# Patented mch 6.83.



## diginit (Apr 25, 2004)

only 1 little bottle this weekend.Kinda cool though.Anyone know what and/or worth?


----------



## diginit (Apr 25, 2004)

Here's it's bottom. By the way,check out the story in digging and finding.Hope you all had a rather interesting day too! Thanks


----------



## olddump (Apr 25, 2004)

Bixby shoe po;ish from around 1880s they come in many colors aqua being the most common, but that is still a nice bottle and a sure sign to keep lookin in the area.
                                                                                      Tom, Olddump


----------



## diginit (Apr 25, 2004)

Thanks Tom,
 A friend of mine found one also,last month.We thought it might be ink.Now we know.Do you or anyone else know how something like this just surfaces when you know it was not there a month ago?it's in great condition with only a little white on the inside in one corner.All I did was rinse it in cool water.


----------



## sliphippy (Apr 26, 2004)

Hey diginit

 nice find.
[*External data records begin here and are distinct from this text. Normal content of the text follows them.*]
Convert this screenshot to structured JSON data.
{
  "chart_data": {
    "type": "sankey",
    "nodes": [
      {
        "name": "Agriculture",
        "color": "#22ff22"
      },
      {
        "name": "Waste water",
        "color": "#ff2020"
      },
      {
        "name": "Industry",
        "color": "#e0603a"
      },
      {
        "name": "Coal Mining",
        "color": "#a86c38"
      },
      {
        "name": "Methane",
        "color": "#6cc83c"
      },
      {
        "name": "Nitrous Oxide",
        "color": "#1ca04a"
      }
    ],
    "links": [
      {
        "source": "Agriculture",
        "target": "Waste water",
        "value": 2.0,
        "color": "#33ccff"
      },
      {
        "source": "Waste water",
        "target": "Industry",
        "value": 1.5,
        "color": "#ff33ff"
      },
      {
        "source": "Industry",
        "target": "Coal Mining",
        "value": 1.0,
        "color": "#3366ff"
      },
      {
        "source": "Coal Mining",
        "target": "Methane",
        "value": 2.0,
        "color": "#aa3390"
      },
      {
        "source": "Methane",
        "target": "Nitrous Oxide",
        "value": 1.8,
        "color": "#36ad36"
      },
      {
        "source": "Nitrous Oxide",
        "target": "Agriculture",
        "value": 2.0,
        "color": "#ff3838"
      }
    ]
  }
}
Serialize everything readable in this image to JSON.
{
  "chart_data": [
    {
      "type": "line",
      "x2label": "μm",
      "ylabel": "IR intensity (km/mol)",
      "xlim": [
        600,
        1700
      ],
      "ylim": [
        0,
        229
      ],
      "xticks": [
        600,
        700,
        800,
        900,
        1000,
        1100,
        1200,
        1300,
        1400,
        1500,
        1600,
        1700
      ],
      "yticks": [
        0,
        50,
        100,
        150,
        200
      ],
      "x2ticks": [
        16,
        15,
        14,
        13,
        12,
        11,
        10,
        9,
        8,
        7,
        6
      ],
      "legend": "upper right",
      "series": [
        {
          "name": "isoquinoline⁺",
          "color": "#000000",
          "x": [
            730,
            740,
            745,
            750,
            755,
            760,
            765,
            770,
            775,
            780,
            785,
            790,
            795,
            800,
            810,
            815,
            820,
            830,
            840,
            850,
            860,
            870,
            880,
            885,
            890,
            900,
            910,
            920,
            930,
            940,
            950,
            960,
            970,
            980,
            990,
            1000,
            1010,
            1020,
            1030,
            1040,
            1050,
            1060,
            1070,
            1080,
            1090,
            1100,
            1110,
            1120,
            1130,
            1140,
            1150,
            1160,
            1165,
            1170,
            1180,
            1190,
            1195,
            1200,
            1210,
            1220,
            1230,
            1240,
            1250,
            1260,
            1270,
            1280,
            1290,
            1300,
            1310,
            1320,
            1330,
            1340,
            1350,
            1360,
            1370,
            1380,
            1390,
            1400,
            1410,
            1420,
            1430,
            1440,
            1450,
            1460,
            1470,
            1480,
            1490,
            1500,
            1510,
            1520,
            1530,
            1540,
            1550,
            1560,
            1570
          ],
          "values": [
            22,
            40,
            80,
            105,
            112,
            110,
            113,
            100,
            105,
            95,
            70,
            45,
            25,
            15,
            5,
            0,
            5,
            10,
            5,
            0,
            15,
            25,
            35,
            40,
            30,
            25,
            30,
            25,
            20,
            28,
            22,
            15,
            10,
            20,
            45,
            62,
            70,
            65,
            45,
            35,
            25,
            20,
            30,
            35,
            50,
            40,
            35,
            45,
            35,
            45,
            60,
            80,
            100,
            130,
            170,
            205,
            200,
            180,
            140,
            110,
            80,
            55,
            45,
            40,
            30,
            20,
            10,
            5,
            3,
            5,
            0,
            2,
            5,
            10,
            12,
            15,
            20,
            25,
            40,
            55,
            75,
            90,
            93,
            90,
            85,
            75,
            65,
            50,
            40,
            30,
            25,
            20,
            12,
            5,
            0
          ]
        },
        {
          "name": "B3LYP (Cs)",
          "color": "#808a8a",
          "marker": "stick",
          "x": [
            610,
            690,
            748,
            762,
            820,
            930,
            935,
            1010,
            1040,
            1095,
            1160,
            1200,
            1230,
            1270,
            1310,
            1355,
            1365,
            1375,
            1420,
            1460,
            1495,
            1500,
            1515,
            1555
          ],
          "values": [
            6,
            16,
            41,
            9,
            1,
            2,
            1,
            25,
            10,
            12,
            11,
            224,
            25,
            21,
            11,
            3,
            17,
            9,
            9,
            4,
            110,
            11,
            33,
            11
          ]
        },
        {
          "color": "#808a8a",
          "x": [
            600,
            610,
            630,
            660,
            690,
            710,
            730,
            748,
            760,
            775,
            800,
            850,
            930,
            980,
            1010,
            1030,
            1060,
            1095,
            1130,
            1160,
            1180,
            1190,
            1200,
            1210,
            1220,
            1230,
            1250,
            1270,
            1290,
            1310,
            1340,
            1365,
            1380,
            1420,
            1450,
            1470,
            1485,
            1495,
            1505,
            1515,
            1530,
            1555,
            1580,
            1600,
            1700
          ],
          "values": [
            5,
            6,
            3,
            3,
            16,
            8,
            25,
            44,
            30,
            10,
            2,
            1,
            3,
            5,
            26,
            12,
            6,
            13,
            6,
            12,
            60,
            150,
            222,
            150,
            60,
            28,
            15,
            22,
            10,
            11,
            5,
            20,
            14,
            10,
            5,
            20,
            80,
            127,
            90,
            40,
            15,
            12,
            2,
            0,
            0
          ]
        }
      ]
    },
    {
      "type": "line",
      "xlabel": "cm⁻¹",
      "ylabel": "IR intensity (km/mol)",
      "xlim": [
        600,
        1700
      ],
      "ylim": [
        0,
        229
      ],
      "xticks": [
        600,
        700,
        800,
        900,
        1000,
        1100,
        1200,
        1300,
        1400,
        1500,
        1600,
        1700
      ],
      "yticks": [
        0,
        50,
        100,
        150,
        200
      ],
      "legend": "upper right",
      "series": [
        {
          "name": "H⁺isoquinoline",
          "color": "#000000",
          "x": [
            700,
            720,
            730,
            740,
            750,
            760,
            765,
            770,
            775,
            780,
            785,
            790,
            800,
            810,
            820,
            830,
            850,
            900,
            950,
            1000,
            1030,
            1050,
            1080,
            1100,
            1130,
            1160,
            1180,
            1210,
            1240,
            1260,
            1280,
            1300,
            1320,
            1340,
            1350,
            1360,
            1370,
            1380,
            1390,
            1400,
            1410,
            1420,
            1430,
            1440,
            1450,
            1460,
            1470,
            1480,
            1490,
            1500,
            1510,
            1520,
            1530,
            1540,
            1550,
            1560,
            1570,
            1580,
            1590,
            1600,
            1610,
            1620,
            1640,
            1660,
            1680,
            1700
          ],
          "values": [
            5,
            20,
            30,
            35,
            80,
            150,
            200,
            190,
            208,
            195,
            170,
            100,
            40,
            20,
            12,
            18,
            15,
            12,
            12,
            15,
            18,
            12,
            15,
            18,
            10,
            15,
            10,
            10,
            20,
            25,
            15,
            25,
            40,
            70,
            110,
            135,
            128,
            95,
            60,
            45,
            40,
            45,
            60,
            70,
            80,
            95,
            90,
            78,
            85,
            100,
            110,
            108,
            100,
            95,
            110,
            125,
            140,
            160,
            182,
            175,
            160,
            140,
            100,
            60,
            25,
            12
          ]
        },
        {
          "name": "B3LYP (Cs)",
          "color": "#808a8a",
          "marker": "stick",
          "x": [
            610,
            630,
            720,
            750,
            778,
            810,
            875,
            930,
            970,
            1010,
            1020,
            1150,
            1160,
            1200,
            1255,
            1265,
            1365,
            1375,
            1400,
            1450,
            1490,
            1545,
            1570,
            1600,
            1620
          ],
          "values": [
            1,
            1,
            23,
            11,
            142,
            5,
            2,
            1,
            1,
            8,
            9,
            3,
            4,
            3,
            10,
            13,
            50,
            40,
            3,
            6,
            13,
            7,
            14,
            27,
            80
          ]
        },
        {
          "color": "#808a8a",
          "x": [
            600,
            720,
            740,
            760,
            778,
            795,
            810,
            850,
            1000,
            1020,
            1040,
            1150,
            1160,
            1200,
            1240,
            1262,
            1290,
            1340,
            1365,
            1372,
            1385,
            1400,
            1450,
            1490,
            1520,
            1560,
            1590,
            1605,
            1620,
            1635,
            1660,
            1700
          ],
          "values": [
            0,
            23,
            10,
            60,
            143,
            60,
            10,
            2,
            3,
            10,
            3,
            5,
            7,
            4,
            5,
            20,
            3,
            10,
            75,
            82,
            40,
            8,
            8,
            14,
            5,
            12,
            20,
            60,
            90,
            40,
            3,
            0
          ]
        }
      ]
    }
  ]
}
Where are you located. I'm a fellow ca. digger


----------



## ladyp3797 (Apr 26, 2004)

Hey there diginit,

 Bixby also made ink as well, it's no wonder their shoe polish bottle's look a little like an ink bottle. I found one of these a few months ago,  I think the value I found in a bottle guide was just a few dollars. Your has a really cool shape to the mouth, congrats!

 LadyP
 []


----------



## diginit (Apr 26, 2004)

Howdy Sliphippy,living in San Jose.Ca. Find any ghost towns out there in Victorville?I'd love to explore one of those.     Hellloooo Lady, so... we've got something in common already.Great!I kinda figired this was a common bottle,but it is really cool. I'm going back as soon as possible.There's got to be more.I really enjoy seeing what you all have found.I'm learning alot here.Post more pics!               Ya'all Take Care!  Thanks


----------